Herr Präsident des Regionalparlaments, Botschafter Brown, Botschafter Schallenberg, sehr geehrte Diskussionsteilnehmer, meine Damen und Herren, guten Morgen. Es ist mir eine Ehre, heute hier eine Grundsatzrede zum Thema “Die Erweiterung der Europäischen Union in Mitteleuropa: Herausforderungen und Chancen” halten zu dürfen. Man kann sich kaum einen schöneren Ort für eine solche Konferenz vorstellen als Graz. Ich habe gehört, dass Graz auf eine lange Geschichte als Schnittstelle von Kulturen und Menschen zurückblickt.

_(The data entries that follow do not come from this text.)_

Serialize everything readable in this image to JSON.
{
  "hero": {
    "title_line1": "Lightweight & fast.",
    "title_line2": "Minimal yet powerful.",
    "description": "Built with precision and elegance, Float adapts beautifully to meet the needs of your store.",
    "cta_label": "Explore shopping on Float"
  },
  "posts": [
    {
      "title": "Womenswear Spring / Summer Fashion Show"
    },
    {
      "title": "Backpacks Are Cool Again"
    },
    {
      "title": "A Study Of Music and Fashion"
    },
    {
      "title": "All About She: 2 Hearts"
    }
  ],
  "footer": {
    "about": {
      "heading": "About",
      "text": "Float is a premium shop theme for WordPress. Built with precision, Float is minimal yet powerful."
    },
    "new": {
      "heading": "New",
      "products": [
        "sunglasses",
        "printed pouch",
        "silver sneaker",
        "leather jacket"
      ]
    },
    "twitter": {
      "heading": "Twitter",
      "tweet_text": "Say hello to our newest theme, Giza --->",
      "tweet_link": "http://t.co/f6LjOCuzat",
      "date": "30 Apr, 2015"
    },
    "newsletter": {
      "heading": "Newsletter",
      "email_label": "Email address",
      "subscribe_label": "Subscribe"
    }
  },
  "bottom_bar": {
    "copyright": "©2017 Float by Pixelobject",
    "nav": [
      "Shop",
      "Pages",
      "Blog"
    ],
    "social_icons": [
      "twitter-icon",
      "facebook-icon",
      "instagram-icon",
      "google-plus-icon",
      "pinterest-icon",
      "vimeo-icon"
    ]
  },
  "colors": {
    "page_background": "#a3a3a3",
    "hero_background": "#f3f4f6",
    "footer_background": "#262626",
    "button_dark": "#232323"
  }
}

Der letzte Stein in der Berliner Mauer

In der Tat ist die Erweiterung der Europäischen Union in Wirklichkeit die Wiedereingliederung von Völkern, Kulturen und Volkswirtschaften, die ein halbes Jahrhundert lang künstlich geteilt waren. Seit den Tagen von Vaclav Havels Charta 77 und dem mutigen Streik der Solidarnosc in der Danziger Schiffswerft im Jahr 1980 standen die Vereinigten Staaten Seite an Seite mit den Mitteleuropäern, die um die Befreiung vom Kommunismus und ihren rechtmäßigen Platz in Europa kämpften. Sie alle kennen Präsident Reagans Aufforderung an Präsident Gorbatschow: “Reißen Sie diese Mauer nieder”. Am 9. November 1989 wurde damit begonnen, die Mauer niederzureißen. Aber der letzte Stein in der Mauer wird im übertragenen Sinne erst entfernt worden sein, wenn alle Nationen Europas nicht mehr durch künstliche Schranken getrennt sind.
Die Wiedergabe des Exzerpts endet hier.